The reality is more complicated. Progress has mainly been slow for the same reasons the government struggles to deliver in other areas. To be sure, land reform has been stalled by white landowners seeking to push prices up and play hardball with the state. But it has also been held hostage to ANC patronage, bureaucratic disorder and poor leadership.

Land reform isn’t even the most pressing issue among most South Africans today; in surveys, jobs, crime and housing consistently come up as the top three concerns of South Africans. For the youth of today, the most pressing problem is unemployment. Sixty-two percent of South Africans aged 15-35 are unemployed and 60% have never had a job.

The solutions to these problems are not impossible. South Africa has a population of less than 60 million people and a sophisticated economy with manufacturing capacity, rich agricultural land and the foundations for technological innovation; Brazil and India are examples of larger and arguably more complex democratic societies that have pulled millions out of poverty in the last few decades.
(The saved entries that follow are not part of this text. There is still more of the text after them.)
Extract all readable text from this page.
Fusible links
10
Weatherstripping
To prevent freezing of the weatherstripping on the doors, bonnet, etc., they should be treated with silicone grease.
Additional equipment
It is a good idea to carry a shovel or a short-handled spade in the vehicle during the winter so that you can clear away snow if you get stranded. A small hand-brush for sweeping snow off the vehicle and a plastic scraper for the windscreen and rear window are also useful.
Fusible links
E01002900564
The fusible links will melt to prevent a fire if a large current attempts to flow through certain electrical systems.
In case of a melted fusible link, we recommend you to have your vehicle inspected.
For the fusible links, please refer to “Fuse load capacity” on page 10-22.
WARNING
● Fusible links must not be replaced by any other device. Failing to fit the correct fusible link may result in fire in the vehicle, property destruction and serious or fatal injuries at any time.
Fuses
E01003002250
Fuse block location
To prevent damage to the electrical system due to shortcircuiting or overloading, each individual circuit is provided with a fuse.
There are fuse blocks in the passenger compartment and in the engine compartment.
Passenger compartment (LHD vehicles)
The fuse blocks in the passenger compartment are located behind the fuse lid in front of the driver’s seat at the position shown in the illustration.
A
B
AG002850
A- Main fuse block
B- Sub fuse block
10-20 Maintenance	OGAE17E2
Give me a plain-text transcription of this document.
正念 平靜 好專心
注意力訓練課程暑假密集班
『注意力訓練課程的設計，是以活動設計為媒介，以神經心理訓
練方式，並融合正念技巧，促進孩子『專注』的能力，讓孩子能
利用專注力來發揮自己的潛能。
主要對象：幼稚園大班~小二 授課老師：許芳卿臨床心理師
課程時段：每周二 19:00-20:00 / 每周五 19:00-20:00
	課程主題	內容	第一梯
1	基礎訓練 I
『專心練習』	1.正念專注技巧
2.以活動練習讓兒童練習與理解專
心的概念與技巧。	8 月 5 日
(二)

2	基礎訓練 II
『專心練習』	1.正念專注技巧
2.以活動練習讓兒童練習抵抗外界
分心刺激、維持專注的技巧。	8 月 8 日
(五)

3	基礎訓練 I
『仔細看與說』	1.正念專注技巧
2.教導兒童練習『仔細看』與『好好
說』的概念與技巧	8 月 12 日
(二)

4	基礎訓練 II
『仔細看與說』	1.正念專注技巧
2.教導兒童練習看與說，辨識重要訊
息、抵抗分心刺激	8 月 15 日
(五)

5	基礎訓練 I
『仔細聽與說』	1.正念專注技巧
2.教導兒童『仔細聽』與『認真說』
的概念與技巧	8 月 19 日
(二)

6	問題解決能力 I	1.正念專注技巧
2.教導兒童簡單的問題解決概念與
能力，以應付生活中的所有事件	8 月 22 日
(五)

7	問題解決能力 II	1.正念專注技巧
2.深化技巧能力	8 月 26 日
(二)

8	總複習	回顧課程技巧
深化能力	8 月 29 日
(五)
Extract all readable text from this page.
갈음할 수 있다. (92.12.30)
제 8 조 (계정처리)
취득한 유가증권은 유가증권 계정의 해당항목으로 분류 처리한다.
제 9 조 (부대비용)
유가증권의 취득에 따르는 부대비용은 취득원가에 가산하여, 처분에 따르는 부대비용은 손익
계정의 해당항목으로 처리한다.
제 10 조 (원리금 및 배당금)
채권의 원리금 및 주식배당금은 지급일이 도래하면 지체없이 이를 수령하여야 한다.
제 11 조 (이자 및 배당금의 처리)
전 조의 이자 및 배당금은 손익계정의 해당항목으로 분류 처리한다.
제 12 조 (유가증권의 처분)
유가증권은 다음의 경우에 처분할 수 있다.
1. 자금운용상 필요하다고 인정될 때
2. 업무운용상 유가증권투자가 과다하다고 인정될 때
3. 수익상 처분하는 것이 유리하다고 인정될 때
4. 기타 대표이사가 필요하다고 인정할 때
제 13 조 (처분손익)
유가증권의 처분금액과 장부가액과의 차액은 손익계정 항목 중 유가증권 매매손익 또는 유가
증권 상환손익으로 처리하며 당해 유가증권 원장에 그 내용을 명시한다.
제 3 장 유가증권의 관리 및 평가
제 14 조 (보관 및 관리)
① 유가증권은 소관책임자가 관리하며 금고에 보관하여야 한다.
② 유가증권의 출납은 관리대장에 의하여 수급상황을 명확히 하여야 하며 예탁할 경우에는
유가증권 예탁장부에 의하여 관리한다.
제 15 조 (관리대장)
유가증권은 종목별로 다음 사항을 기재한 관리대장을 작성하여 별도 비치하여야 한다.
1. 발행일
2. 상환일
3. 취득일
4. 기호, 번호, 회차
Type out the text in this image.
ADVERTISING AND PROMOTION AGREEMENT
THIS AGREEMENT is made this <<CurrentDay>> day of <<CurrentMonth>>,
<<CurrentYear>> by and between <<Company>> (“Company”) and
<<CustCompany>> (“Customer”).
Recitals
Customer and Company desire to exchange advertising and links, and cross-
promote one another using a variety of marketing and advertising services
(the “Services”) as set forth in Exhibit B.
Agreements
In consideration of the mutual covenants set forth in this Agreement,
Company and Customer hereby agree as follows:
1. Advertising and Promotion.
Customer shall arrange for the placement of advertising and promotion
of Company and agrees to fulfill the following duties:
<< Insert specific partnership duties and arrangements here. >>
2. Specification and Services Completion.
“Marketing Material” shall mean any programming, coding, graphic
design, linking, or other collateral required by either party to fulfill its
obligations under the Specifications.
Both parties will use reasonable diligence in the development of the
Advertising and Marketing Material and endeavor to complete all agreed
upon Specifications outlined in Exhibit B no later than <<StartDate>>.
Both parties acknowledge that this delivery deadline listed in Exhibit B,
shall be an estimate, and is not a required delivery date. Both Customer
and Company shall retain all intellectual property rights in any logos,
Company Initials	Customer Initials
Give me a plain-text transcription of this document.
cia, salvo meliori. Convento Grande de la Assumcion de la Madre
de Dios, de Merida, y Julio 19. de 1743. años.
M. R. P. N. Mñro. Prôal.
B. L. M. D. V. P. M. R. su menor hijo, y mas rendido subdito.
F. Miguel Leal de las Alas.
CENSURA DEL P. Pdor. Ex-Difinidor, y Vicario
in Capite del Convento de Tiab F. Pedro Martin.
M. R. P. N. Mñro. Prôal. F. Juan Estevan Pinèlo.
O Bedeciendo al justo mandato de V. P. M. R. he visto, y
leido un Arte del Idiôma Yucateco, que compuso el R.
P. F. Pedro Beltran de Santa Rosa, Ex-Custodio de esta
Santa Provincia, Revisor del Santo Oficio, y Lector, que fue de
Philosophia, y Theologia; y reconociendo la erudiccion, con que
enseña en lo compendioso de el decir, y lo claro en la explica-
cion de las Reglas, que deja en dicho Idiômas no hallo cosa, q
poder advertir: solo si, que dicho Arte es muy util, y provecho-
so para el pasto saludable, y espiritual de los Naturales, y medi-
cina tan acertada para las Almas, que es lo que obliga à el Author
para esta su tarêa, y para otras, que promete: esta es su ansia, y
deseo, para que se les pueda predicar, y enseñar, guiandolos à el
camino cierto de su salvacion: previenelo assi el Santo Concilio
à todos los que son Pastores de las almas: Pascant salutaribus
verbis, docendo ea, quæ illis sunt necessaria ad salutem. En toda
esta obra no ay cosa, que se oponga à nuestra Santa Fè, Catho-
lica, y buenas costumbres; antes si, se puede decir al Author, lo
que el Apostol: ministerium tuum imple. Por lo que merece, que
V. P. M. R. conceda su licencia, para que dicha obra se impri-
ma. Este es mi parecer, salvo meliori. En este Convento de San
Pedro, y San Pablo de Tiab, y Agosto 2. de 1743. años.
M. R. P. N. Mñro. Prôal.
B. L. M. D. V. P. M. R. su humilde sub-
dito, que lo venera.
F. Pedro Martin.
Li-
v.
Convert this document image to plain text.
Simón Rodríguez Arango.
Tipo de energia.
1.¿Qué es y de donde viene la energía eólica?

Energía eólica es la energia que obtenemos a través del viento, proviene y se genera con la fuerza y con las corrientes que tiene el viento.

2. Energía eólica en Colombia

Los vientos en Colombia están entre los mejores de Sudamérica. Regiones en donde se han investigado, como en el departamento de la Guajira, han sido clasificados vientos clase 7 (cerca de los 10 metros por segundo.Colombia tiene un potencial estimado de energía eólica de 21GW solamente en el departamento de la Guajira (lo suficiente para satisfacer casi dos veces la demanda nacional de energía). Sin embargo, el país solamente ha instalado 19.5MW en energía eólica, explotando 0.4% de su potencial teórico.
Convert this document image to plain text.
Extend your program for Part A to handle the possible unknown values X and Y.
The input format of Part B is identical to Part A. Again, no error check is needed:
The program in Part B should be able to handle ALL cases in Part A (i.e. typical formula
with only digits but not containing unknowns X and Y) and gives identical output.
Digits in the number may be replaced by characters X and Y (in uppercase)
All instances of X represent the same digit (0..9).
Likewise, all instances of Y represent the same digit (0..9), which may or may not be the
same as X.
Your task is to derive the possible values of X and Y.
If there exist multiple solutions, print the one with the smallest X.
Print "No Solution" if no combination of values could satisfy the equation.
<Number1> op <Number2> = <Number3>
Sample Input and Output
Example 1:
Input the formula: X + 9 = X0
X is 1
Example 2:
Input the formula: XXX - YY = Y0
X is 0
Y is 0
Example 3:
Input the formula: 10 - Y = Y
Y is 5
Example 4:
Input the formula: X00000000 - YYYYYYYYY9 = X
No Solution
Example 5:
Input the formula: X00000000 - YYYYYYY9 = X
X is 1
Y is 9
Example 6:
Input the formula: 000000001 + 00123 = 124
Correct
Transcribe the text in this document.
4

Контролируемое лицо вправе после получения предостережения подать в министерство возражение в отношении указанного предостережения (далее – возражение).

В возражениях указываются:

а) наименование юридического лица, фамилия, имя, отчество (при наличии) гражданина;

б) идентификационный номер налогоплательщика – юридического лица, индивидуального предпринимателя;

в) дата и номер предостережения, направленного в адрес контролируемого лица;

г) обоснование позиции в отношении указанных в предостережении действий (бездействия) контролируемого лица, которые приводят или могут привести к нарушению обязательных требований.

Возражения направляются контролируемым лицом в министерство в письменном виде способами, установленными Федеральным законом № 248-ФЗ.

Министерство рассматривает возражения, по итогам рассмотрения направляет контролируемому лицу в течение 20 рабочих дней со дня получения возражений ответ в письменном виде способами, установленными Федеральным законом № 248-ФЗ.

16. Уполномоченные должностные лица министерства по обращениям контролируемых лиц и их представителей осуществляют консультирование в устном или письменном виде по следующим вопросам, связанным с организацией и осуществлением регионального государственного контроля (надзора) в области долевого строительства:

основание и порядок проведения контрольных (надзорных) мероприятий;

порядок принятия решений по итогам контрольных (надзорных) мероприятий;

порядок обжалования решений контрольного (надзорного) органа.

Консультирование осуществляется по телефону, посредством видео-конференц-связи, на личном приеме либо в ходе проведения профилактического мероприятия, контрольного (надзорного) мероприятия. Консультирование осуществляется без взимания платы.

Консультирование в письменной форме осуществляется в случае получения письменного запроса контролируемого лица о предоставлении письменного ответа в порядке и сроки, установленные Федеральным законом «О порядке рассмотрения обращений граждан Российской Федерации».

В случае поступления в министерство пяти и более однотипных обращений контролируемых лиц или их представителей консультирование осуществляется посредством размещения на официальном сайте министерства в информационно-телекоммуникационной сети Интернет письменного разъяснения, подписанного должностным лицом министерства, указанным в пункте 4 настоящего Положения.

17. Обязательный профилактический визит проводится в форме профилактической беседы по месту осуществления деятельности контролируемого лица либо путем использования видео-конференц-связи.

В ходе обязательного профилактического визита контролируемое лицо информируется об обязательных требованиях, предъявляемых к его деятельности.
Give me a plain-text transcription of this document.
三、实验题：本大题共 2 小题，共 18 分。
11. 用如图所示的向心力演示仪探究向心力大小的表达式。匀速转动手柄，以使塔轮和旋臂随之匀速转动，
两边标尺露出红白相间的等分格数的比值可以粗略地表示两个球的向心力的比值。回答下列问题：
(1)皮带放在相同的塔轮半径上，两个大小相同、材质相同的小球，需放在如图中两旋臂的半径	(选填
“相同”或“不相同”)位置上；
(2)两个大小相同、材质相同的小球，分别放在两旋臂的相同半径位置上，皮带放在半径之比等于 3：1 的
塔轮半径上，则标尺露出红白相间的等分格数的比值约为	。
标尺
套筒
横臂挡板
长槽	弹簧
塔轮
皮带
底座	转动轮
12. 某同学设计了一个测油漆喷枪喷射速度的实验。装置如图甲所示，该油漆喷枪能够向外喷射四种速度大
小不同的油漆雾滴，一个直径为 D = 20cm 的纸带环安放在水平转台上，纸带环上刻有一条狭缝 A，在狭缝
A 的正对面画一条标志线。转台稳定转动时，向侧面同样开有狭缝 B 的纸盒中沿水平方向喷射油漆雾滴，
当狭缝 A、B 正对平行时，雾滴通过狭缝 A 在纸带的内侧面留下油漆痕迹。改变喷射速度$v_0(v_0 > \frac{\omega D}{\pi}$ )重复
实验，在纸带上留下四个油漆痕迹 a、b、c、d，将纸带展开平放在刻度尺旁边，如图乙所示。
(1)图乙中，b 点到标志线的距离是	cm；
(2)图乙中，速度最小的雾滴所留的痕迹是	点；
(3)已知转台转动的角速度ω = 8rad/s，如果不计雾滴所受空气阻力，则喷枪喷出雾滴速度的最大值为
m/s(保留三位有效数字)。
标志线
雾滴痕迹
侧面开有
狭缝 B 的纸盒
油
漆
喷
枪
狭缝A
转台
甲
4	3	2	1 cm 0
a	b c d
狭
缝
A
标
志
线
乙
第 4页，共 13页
Part of the problem is that South Africans have had few political alternatives; all the parties are distasteful in one way or another to the people who need a voice the most. The Democratic Alliance continues to appeal mostly to middle-class whites, and though the EFF has a focus on land rights and jobs for Black South Africans, middle-class Black voters (more likely to vote than the disaffected youth the EFF is seeking to attract) are wary of Malema because of his aggressive tactics in parliament and entanglements with financial scandals. Malema apparently also lives in a luxury house owned by an alleged tobacco smuggler. And various ANC leaders, learning nothing from Zuma’s mistakes, have embroiled themselves in scandals, including a minister who received bribes in cash stuffed into a Louis Vuitton bag.

Critiques of Mandela made in the spirit of revisiting the pacts made at the end of apartheid are necessary and important. Less healthy are attempts to revise history so that Mandela is cast as a pawn, a useful idiot who didn’t understand the importance of the decisions he was making.

Mandela and the ANC helped to end apartheid, but the truth is that South Africans freed themselves. Through rallies and marches, in everyday acts of resistance, defying detention and brutality, they won that final, historic act of voting.

The struggle today looks very different but the toolkit for achieving more dignified lives remains exactly the same. This generation has many reasons to be disaffected and to be skeptical of change. I can relate to this. Even as I headed to the voting booth in 1994, I was not sure that we could truly end apartheid. It is easy to forget that democracy today matters as much as it did when we chose Mandela as our leader. Then, as now, an X marked on a ballot paper may be the most important thing young South Africans ever do. Whether or not it’s enough to set the country on a path to a better future is still an unsettled question.